LONDON (AP) — Global stock markets were lackluster Tuesday as traders awaited a raft of major economic news later in the week that includes the latest policy meeting of the European Central Bank and the U.S. nonfarm payrolls report for May.
Expectations are growing that the ECB will announce a further stimulus for the 18-country eurozone economy. Figures earlier showed that inflation in the eurozone fell to 0.5 percent in the year to May. That's way down on the ECB's target of just below 2 percent. Analysts expect the ECB to cut interest rates and possibly take further measures in an attempt to get inflation back to target.
The fear among policymakers is that the eurozone may be heading toward an outright fall in prices that can dent growth by making consumers reluctant to spend as they anticipate cheaper bargains, and businesses to fail to innovate and invest.
"The latest data add to concerns that the region's feeble economic recovery is not strong enough to end the disinflationary forces in the region and will increase the pressure on the ECB to take decisive action later this week," said Ben May, an economist at Oxford Economics.
In Europe, Germany's DAX closed down 0.3 percent at 9,919.74 while the CAC-40 in France also fell 0.3 percent to 4,503.69. The FTSE 100 index of leading British shares, meanwhile, ended 0.4 percent lower at 6,836.30.
The euro was fairly steady, trading 0.2 percent higher on the day at $1.3625.
In the U.S., the main stock indexes came off after hitting record highs for the second straight day. The Dow Jones industrial average was down 0.3 percent at 16,701 while the broader S&P 500 index fell the same rate to 1,919. Traders in the U.S. are keenly awaiting Friday's jobs data to see if it may prompt a change in the Federal Reserve's current monetary policy stance.

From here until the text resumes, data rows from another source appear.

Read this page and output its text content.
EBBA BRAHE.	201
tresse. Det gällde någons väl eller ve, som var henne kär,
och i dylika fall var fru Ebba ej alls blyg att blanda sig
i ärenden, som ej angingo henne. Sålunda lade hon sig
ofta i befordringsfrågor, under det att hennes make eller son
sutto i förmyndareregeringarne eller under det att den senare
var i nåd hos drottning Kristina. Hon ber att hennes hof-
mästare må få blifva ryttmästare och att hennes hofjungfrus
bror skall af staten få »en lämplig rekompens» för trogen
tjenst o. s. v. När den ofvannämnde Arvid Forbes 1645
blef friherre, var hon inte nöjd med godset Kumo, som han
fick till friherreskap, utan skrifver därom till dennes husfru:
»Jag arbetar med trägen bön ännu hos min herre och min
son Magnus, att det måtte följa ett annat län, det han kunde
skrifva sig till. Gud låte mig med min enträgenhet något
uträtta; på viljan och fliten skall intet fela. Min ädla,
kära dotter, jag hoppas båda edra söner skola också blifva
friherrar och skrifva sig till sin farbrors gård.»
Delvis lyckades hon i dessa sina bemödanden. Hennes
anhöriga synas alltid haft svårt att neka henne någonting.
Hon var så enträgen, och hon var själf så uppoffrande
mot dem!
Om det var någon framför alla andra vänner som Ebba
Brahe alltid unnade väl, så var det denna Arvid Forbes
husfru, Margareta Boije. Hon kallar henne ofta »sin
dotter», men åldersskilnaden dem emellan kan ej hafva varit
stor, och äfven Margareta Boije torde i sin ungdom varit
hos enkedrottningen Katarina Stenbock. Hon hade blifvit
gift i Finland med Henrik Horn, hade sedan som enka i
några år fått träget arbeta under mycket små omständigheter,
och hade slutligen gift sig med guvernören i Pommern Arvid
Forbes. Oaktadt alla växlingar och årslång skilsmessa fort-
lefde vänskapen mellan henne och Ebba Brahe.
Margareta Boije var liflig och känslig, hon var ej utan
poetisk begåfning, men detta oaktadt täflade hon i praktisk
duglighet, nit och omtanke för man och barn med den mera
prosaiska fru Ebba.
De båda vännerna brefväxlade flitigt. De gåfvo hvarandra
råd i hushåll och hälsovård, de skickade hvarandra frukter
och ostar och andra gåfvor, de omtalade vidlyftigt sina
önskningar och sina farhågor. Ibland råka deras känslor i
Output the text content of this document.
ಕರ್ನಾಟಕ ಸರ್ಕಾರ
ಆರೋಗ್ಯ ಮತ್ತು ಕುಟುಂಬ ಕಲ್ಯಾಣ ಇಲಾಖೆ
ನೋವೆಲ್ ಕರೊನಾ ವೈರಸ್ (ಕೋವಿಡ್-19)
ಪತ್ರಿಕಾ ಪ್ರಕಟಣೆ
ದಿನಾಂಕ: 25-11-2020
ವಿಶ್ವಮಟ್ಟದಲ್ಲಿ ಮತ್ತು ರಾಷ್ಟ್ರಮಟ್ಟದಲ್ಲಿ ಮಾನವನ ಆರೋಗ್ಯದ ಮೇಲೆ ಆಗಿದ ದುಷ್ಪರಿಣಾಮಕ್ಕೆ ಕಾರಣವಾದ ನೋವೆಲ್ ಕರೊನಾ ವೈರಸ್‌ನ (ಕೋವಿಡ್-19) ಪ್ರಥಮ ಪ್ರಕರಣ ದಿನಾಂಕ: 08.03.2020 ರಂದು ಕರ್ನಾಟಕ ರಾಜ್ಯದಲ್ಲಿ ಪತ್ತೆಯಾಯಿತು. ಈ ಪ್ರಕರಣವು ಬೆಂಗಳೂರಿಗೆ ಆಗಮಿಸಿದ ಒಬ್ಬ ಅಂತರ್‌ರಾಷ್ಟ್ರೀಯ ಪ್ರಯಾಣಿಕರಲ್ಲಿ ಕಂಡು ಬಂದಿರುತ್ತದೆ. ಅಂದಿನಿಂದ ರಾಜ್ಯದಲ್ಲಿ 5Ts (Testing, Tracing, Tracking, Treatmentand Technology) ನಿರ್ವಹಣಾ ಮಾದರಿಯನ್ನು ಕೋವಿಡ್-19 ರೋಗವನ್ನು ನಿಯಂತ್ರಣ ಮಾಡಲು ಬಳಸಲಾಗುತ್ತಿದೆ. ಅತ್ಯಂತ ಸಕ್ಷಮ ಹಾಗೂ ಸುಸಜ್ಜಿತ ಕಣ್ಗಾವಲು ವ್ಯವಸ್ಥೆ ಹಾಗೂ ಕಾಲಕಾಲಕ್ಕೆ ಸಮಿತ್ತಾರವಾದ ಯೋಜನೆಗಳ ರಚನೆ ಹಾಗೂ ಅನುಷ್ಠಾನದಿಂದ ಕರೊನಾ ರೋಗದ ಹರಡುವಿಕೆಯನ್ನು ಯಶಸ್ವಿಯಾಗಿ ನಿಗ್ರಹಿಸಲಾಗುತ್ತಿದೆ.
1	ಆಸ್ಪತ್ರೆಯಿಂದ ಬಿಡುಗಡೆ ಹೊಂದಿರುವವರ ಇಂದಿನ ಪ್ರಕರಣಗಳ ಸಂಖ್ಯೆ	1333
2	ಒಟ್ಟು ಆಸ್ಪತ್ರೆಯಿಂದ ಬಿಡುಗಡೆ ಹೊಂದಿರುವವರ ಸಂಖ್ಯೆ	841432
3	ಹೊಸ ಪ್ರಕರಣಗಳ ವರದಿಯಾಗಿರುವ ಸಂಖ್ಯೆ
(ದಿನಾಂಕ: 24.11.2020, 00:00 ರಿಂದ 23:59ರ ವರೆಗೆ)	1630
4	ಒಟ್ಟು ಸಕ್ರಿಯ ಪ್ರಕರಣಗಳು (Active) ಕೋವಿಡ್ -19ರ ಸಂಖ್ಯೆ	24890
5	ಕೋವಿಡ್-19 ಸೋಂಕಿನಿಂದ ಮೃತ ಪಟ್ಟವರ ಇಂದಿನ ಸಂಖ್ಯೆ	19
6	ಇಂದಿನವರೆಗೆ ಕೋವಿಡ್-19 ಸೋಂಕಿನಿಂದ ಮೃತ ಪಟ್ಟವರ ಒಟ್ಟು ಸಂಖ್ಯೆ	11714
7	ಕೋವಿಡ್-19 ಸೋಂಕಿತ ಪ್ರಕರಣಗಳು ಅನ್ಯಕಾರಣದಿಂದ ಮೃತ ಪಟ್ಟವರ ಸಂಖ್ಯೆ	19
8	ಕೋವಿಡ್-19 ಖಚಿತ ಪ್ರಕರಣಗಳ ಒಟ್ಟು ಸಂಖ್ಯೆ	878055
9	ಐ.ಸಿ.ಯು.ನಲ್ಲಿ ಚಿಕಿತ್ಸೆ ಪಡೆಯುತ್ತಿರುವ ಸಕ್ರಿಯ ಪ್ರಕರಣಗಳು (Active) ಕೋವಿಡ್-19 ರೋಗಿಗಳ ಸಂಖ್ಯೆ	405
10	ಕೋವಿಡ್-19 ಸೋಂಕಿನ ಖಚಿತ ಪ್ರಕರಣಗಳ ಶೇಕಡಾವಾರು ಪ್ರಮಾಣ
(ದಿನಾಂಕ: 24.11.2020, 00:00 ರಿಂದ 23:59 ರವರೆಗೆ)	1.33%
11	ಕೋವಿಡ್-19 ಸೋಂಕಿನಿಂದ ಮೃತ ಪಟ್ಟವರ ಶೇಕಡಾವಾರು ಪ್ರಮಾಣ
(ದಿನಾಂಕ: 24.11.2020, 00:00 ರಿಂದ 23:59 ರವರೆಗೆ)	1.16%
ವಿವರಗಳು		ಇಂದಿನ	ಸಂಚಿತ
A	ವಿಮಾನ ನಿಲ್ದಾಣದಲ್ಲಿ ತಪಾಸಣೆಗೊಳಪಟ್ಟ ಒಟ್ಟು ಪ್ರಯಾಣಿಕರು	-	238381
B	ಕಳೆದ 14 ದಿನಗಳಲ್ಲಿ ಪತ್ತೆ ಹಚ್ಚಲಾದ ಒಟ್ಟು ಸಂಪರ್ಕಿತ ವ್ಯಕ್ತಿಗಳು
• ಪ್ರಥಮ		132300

Earlier in Asia, stocks closed mostly higher after a second Chinese manufacturing survey suggested the slowdown in the world's No. 2 economy is stabilizing.
The HSBC index, which is based on a survey of factory purchasing managers, climbed to 49.4 last month from 48.1 in April. The index uses a 100-point scale on which numbers above 50 indicate expansion. The number was weaker than 49.7 in a preliminary version of the survey because of a revision to stocks of finished goods.
Japan's Nikkei 225, the regional heavyweight, rose 0.7 percent to 15,034.25. Japanese shares have been boosted recently by renewed weakness in the yen and expectations the country's giant government pension fund will increase its holdings of shares at the expense of bonds.